For more information:
- Nuñez J. Anderton C., Renslow R. Optimizing colormaps with consideration for color vision deficiency to enable accurate interpretation of scientific data at https://journals.plos.org/plosone/article?id=10.1371/journal.pone.0199239.
Smoothing¶
Flow plots can be visually smoothed by changing the Plot Settings. If the smoothing is zero, no smoothing is applied; higher numbers increase smoothing. Above are examples of smoothing settings of 0 (left) and 1 (right) for the same data.
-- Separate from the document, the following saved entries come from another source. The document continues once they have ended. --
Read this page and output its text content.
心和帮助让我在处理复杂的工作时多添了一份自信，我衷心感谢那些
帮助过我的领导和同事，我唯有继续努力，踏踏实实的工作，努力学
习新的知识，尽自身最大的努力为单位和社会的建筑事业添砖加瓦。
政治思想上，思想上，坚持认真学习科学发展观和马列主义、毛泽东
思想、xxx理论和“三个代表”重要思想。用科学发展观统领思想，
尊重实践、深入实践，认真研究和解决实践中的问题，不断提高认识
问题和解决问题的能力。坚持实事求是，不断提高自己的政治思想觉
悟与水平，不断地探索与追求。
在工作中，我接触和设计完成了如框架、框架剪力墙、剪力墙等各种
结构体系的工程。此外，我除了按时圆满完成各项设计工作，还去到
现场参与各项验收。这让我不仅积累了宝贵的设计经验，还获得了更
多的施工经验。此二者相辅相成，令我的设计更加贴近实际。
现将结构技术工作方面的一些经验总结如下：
Both undersmoothing and oversmoothing can lead to misleading graphs of data. Undersmoothed plots, especially on small data sets, will emphasize individual peaks, obscuring the similarities of close samples. However, smoothing values that are too high will inappropriately merge peaks, reducing or even eliminating distinct populations. Oversmoothing is especially a concern when positive and negative aren’t clearly separated, which can be unavoidable for some studies.
The contour plots above, taken from the same FCS file, show how smoothing settings can obscure the data. The image on the left has no smoothing. The undersmoothing results in “cold spots” that make the plot hard to interpret. The plot on the right is oversmoothed, making it hard to distinguish whether the events are from the same population or not.
For more information, see https://aakinshin.net/posts/kde-bw.
Gates¶
The Gates section shows or hides gates on a flow plot, and adjusts the gate label size and content. By default, the gate label will display the percent of the parent population within a gate. This option can be changed to the gate name or a variety of statistics, including median, standard deviation, or event count.
Tip
Flow plots (especially when displayed in pivot tables can be helpful for reviewing gating. To adjust a gate, right click on the plot and select View in gating.
Labeling and tick marks¶
The Axes and Legend section controls allow turning on and off tick marks, tick labels, and axis labels.
Contour plot styling¶
Contour plots have additional options, all available under Plot Settings in the sidebar.
Percentile Start specifies the first percentile band; a value of 10 means that events below the 10th density percentile will be shown as individual dots (outliers) instead of within a contour. Events below this threshold this will appear as black dots.
This example shows plots with percentile start of 1, 10, or 50. It also uses the unfilled Color Scale, which is unique to contour plots.
Percentile Step controls how large each contour is; a value of 10 will create contour bands that each contain 10% of the events in a plot.
Histogram styling¶
Histogram line thickness and fill opacity can be adjusted under Plot Settings.